ATLANTA — Georgia's unemployment rate reached its lowest-ever level, the state said this week, while the number of employed workers is also at its highest since the pandemic began.
The Georgia Department of Labor said the unemployment rate dropped to 3.2%, while the total number of employed workers surpassed 5 million for the first time in nearly two years.
The unemployment rate can be at a record low even though the aggregate number of workers is not at a record high because the overall labor force has shrunk during the pandemic. The DoL said the total labor force remains down by 37,000 since the start of the pandemic.
Unemployment rates are calculated as a percentage of people considered part of the work force actively searching for unemployment who cannot find it. If they stop searching, they're no longer counted.
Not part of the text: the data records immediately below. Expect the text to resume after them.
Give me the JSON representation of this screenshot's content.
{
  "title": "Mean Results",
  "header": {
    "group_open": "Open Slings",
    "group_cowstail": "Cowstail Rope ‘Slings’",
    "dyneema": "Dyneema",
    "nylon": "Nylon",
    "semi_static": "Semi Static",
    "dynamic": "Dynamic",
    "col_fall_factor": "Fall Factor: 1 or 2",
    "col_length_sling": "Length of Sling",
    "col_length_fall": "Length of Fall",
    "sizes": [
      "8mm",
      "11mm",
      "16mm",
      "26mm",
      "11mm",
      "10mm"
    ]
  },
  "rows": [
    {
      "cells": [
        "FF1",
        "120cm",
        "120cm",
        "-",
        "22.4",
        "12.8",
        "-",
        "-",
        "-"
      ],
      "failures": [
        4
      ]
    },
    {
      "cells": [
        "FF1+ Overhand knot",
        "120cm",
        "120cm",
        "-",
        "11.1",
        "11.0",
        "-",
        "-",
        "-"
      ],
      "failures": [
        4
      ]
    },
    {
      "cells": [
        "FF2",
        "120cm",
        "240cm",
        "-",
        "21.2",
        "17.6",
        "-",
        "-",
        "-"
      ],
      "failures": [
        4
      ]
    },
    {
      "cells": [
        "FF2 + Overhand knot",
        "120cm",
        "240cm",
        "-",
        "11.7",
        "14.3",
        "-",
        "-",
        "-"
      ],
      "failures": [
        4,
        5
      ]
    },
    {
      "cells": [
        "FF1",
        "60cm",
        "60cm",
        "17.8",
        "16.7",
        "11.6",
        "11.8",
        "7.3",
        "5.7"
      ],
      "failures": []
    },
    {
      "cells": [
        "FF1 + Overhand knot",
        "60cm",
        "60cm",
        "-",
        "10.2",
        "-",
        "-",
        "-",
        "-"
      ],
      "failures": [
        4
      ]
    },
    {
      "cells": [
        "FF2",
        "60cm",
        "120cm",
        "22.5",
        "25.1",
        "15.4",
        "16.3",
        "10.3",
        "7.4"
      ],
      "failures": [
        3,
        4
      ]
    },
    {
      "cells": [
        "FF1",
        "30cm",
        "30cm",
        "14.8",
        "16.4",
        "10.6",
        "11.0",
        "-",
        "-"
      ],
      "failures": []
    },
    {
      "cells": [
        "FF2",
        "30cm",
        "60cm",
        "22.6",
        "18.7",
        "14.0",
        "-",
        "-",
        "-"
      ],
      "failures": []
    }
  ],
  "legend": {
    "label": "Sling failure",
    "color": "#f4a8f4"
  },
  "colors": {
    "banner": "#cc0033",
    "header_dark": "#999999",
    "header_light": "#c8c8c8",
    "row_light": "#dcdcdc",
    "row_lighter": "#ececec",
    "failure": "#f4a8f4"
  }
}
This is how the national unemployment rate is calculated, as well.
In September, Georgia said more than 7,700 workers found jobs while 6,000 dropped out of the labor force, resulting in a nearly 14,000 decrease in the number of residents officially considered unemployed.
On Twitter, Gov. Brian Kemp touted the state's latest figures and said, "While Democrats wanted to keep our state in lockdown, we followed the science and trusted hardworking Georgians to do the right thing. Now, Georgia's unemployment rate is at a RECORD low, dropping for 16 straight months. Georgia is open for business!"
Georgia ranks ninth in unemployment following September's data, according to the U.S. Bureau of Labor Statistics.
Georgia DoL Commissioner Mark Butler said the data indicated "excellent progress for Georgia" and "shows the state's economy is rapidly recovering."
“Today, we have 193,739 jobs posted on Employ Georgia, resulting in a minimum of 308,106 unfilled positions,” Butler said in a statement. "This is almost twice the number of available jobs than we have people currently looking for employment. This is the main factor effecting job growth as employers across the state continue to struggle to fill vacant positions.”